Elle ne fera pas les mêmes erreurs.
***
La table du petit-déjeuner est comme dans ses souvenirs. Intimidante, trop grande, ornée de vaisselle parfaite. Une scène figée dans le temps.
Sa mère est assise, impeccable, sa posture rigide. Elle relève à peine les yeux de son assiette lorsque Céleste entre.
« Tu es en retard. »
Les mots sont secs, dénués d'émotion.
Céleste s'assoit sans rien dire, prenant un moment pour observer cette femme qui lui a donné la vie. Dans son ancienne existence, elle avait désespérément cherché son approbation, quémandé son amour comme une enfant affamée. Aujourd'hui, elle voit les choses différemment.
Sa mère n'a jamais été cruelle. Juste distante. Prisonnière de son propre monde de devoirs et de responsabilités.
« Désolée, mère, » répond-elle finalement, sans la moindre supplication dans la voix.
La femme lève enfin les yeux, légèrement surprise.
« Tu sembles... différente, ce matin. »
Céleste retient un sourire amer.

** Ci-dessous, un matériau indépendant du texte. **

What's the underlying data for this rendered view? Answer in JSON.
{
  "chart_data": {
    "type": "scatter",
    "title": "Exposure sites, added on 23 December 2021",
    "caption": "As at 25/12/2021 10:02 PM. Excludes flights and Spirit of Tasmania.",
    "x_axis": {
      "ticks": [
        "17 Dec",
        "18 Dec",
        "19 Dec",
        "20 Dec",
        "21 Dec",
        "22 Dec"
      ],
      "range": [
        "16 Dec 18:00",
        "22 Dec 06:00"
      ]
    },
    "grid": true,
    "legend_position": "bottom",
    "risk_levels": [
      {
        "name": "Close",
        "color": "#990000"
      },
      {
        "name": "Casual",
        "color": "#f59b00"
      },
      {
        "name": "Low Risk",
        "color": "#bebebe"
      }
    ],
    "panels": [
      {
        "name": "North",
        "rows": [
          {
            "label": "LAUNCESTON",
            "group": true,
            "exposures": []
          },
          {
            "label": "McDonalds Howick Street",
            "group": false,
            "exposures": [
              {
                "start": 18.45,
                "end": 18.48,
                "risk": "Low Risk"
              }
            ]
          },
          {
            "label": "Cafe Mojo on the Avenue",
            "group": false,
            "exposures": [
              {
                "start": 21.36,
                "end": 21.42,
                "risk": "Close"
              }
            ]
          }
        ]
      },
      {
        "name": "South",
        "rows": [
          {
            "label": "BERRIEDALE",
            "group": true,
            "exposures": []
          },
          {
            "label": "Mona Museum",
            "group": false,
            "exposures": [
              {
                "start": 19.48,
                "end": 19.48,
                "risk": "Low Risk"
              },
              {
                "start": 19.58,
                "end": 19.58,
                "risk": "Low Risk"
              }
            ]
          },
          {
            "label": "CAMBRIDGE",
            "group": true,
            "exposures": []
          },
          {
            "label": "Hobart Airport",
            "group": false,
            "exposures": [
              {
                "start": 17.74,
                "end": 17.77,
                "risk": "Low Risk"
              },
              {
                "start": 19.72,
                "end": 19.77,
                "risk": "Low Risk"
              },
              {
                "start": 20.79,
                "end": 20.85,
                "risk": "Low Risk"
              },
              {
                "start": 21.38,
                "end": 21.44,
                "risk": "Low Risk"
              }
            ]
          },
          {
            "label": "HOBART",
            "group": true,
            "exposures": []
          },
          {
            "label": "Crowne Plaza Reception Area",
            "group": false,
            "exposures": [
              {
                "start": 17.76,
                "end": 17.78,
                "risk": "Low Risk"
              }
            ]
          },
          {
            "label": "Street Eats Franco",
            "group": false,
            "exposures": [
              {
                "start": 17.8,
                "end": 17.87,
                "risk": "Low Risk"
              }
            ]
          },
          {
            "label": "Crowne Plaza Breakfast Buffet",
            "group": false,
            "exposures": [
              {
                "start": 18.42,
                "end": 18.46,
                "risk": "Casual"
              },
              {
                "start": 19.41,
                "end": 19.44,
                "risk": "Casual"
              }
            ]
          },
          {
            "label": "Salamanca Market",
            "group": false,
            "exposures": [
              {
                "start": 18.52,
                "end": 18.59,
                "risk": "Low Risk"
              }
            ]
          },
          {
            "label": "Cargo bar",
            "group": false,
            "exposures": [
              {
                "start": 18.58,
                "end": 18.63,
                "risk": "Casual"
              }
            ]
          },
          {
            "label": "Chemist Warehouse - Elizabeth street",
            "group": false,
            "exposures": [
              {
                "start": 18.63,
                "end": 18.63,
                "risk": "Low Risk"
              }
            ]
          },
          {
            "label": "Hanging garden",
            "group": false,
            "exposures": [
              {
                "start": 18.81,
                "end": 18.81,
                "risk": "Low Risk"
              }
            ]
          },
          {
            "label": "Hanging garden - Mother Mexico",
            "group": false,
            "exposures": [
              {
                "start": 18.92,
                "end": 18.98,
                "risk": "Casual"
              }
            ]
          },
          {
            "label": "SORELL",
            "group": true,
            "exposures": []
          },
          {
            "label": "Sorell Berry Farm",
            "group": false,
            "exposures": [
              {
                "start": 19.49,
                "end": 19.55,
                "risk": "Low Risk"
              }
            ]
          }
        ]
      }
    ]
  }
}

Si seulement elle savait.
« J'ai réfléchi à certaines choses. »
Sa mère ne répond pas, mais l'observe plus attentivement.
Le silence s'installe, pesant. Céleste le laisse durer. Avant, elle aurait cherché à combler ce vide. À se justifier. Plus maintenant.
Un domestique entre, déposant un courrier sur la table.
« Un message de votre cousin Adrien, » annonce-t-il.
Le sang de Céleste se glace.
Adrien.
Elle tend la main, attrape la lettre, ses doigts ne tremblant même pas. Elle sait déjà ce qu'elle va y trouver. Des mots doux, un appel à la confiance.
Un piège déguisé en promesse.
Son cœur bat plus vite.
C'est le moment.
La première épreuve.
Elle ouvre la lettre, parcourt les lignes. Il l'invite à une rencontre. Une discussion entre « famille ».
Céleste referme doucement le papier.
Son cousin ignore encore qu'elle a changé.
Elle lève les yeux vers sa mère.
« Je vais aller le voir. »
Sa mère ne cache pas sa surprise.
« Pourquoi ? Tu n'as jamais été très proche d'Adrien. »
Céleste sourit.
« Disons que je compte rectifier certaines erreurs. »
Elle replie la lettre, calme, maîtrisée.
Elle est prête.
Adrien pense la manipuler encore une fois.
Mais cette fois, c'est elle qui mène la danse.